Photo credit: Shutterstock
While the future of the National Endowment for the Arts may be in jeopardy, the exhibits it has helped fund continue to draw huge crowds at SFMOMA. Currently, the Matisse/Diebenkorn show is a particular favorite. High attendance numbers and individual donors may be the key to keeping exhibits like this one alive in a time of financial uncertainty.
Much of the funding for Matisse/Diebenkorn comes from a record number of donors, lenders, and collectors, including investment banking legend Thom Weisel and the Evelyn and Walter Haas Jr. Fund.

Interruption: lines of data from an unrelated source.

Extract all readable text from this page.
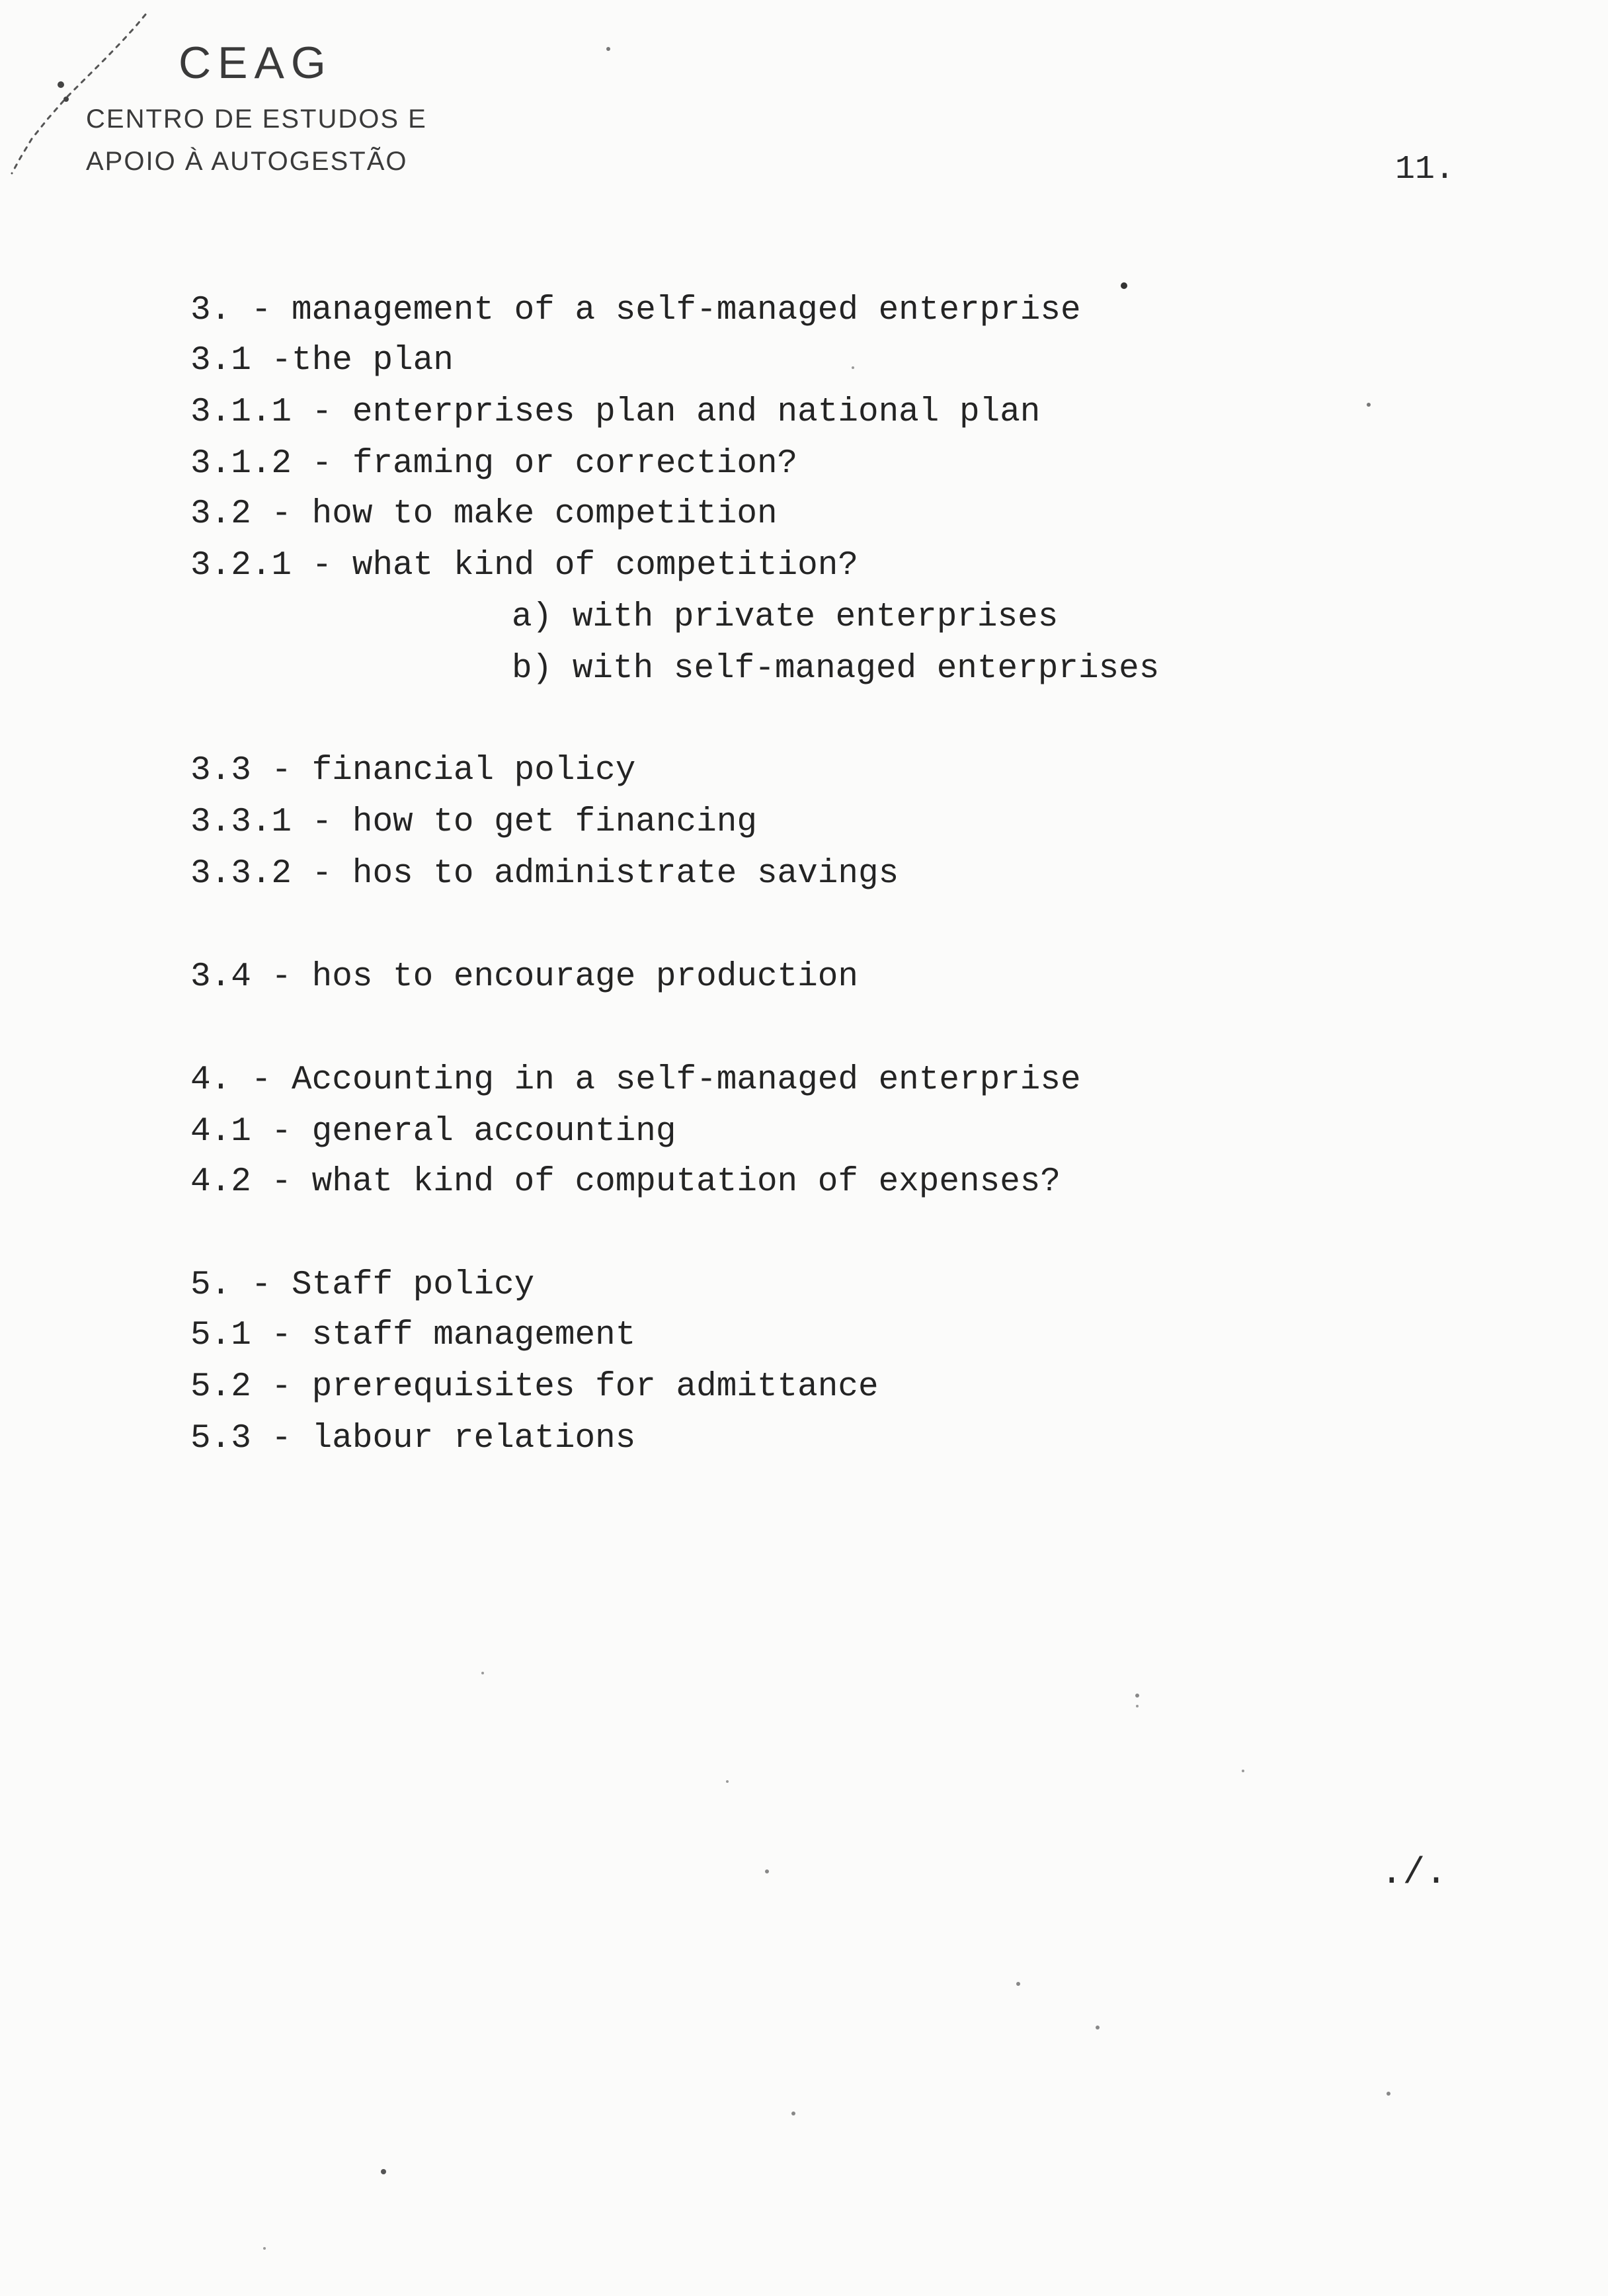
CEAG
CENTRO DE ESTUDOS E
APOIO À AUTOGESTÃO	11.
3. - management of a self-managed enterprise
3.1 -the plan
3.1.1 - enterprises plan and national plan
3.1.2 - framing or correction?
3.2 - how to make competition
3.2.1 - what kind of competition?
a) with private enterprises
b) with self-managed enterprises
3.3 - financial policy
3.3.1 - how to get financing
3.3.2 - hos to administrate savings
3.4 - hos to encourage production
4. - Accounting in a self-managed enterprise
4.1 - general accounting
4.2 - what kind of computation of expenses?
5. - Staff policy
5.1 - staff management
5.2 - prerequisites for admittance
5.3 - labour relations
./.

“In SFMOMA’s 82-year history, I don’t think we’ve ever had an exhibition that boasts 32 sponsors,” said SFMOMA Director Neal Benezra in a Director’s Circle conversation with exhibit co-curator Janet Bishop.

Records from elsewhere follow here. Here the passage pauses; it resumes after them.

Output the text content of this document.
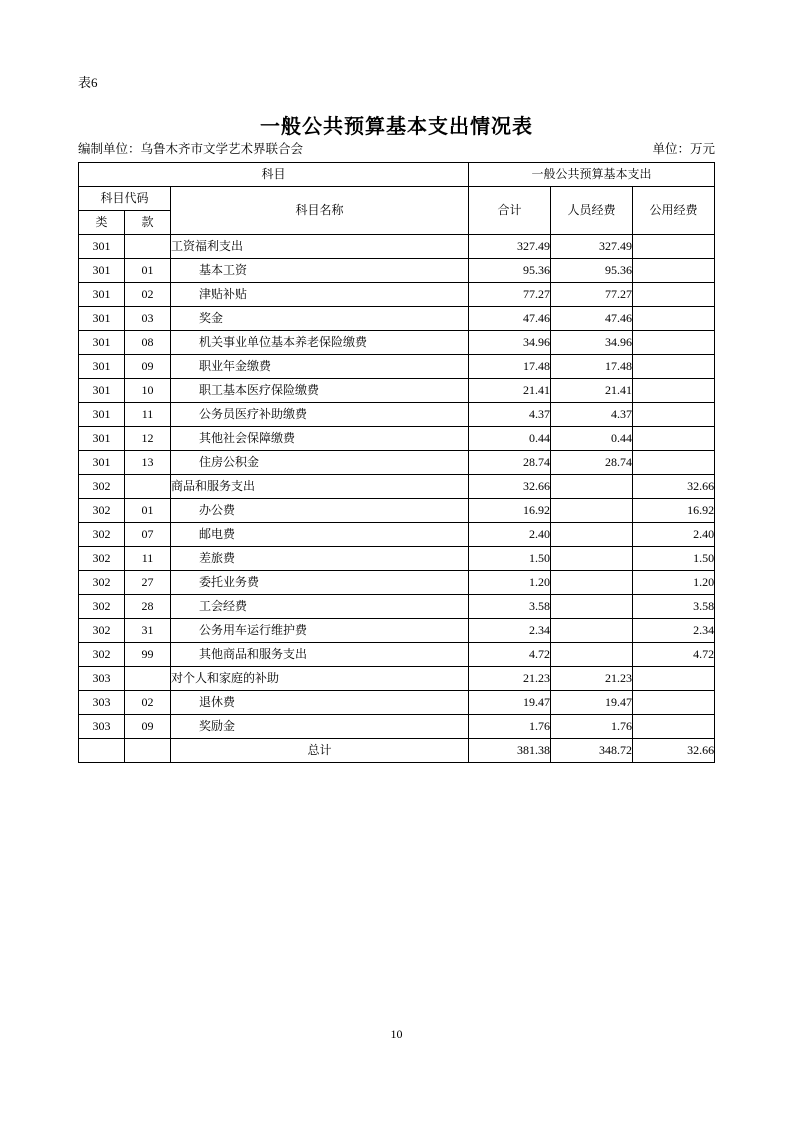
表6
一般公共预算基本支出情况表
编制单位：乌鲁木齐市文学艺术界联合会	单位：万元
科目			一般公共预算基本支出		
科目代码		科目名称	合计	人员经费	公用经费
类	款				
301		工资福利支出	327.49	327.49	
301	01	基本工资	95.36	95.36	
301	02	津贴补贴	77.27	77.27	
301	03	奖金	47.46	47.46	
301	08	机关事业单位基本养老保险缴费	34.96	34.96	
301	09	职业年金缴费	17.48	17.48	
301	10	职工基本医疗保险缴费	21.41	21.41	
301	11	公务员医疗补助缴费	4.37	4.37	
301	12	其他社会保障缴费	0.44	0.44	
301	13	住房公积金	28.74	28.74	
302		商品和服务支出	32.66		32.66
302	01	办公费	16.92		16.92
302	07	邮电费	2.40		2.40
302	11	差旅费	1.50		1.50
302	27	委托业务费	1.20		1.20
302	28	工会经费	3.58		3.58
302	31	公务用车运行维护费	2.34		2.34
302	99	其他商品和服务支出	4.72		4.72
303		对个人和家庭的补助	21.23	21.23	
303	02	退休费	19.47	19.47	
303	09	奖励金	1.76	1.76	
		总计	381.38	348.72	32.66
10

Still, he noted, the support of national organizations like the NEA remain vital to these kinds of shows. “The value of great works of art has gone up in an extraordinary way, and that increase makes insurance valuations extraordinarily high. All great museums in this country have become dependent on the NEA’s indemnification of insurance costs. And we can’t make great exhibitions like Matisse/Diebenkorn without that support.”

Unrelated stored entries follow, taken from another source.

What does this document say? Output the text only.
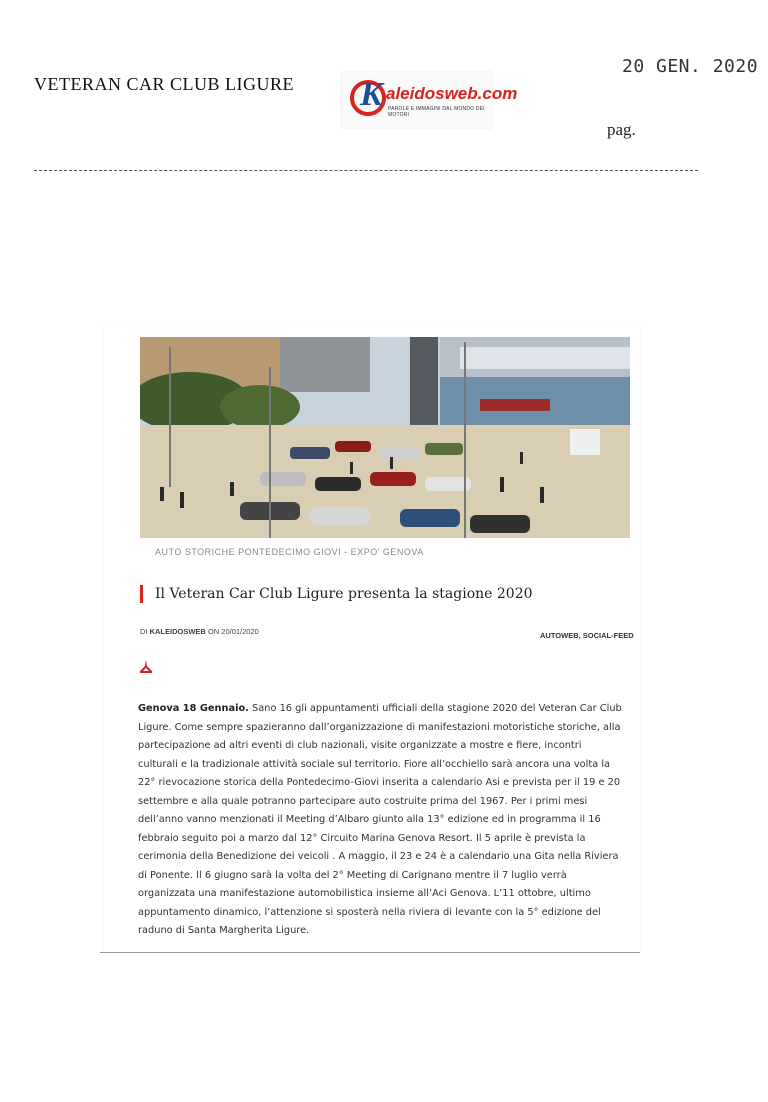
VETERAN CAR CLUB LIGURE K aleidosweb.com
PAROLE E IMMAGINI DAL MONDO DEI MOTORI
20 GEN. 2020
pag.
AUTO STORICHE PONTEDECIMO GIOVI - EXPO' GENOVA
Il Veteran Car Club Ligure presenta la stagione 2020
DI KALEIDOSWEB ON 20/01/2020	AUTOWEB, SOCIAL-FEED
Genova 18 Gennaio. Sano 16 gli appuntamenti ufficiali della stagione 2020 del Veteran Car Club Ligure. Come sempre spazieranno dall’organizzazione di manifestazioni motoristiche storiche, alla partecipazione ad altri eventi di club nazionali, visite organizzate a mostre e fiere, incontri culturali e la tradizionale attività sociale sul territorio. Fiore all’occhiello sarà ancora una volta la 22° rievocazione storica della Pontedecimo-Giovi inserita a calendario Asi e prevista per il 19 e 20 settembre e alla quale potranno partecipare auto costruite prima del 1967. Per i primi mesi dell’anno vanno menzionati il Meeting d’Albaro giunto alla 13° edizione ed in programma il 16 febbraio seguito poi a marzo dal 12° Circuito Marina Genova Resort. Il 5 aprile è prevista la cerimonia della Benedizione dei veicoli . A maggio, il 23 e 24 è a calendario una Gita nella Riviera di Ponente. Il 6 giugno sarà la volta del 2° Meeting di Carignano mentre il 7 luglio verrà organizzata una manifestazione automobilistica insieme all’Aci Genova. L’11 ottobre, ultimo appuntamento dinamico, l’attenzione si sposterà nella riviera di levante con la 5° edizione del raduno di Santa Margherita Ligure.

The exhibit highlights the connection between Henri Matisse and Richard Diebenkorn, two of the 20th century’s greatest colorists. As a young art student in San Francisco, Diebenkorn became enamored of the Matisse pieces shown at SFMOMA, which had a huge influence on Diebenkorn’s art throughout his career.
The SFMOMA exhibit includes 100 paintings and drawings—40 by Matisse and 60 by Diebenkorn—showing the connection between their subjects, style, color, and techniques. It’s the result of a collaboration between SFMOMA and the Baltimore Museum of Art, where the exhibit was first shown last year. SFMOMA will be the exhibit’s only West Coast stop.
“Matisse/Diebenkorn is an incredible story of artistic inspiration, revealing how Diebenkorn’s enduring fascination with Matisse informed his own body of work in substantive and often surprising ways,” said Janet Bishop, Thomas Weisel Family Curator of Painting and Sculpture at SFMOMA. “The exhibition casts new light on two artists represented in depth in SFMOMA’s holdings, and, in fact, several of the Matisse paintings now in our collection were among the very first paintings by the French artist that Diebenkorn ever saw.”
Matisse/Diebenkorn runs at SFMOMA from March 11 to May 29.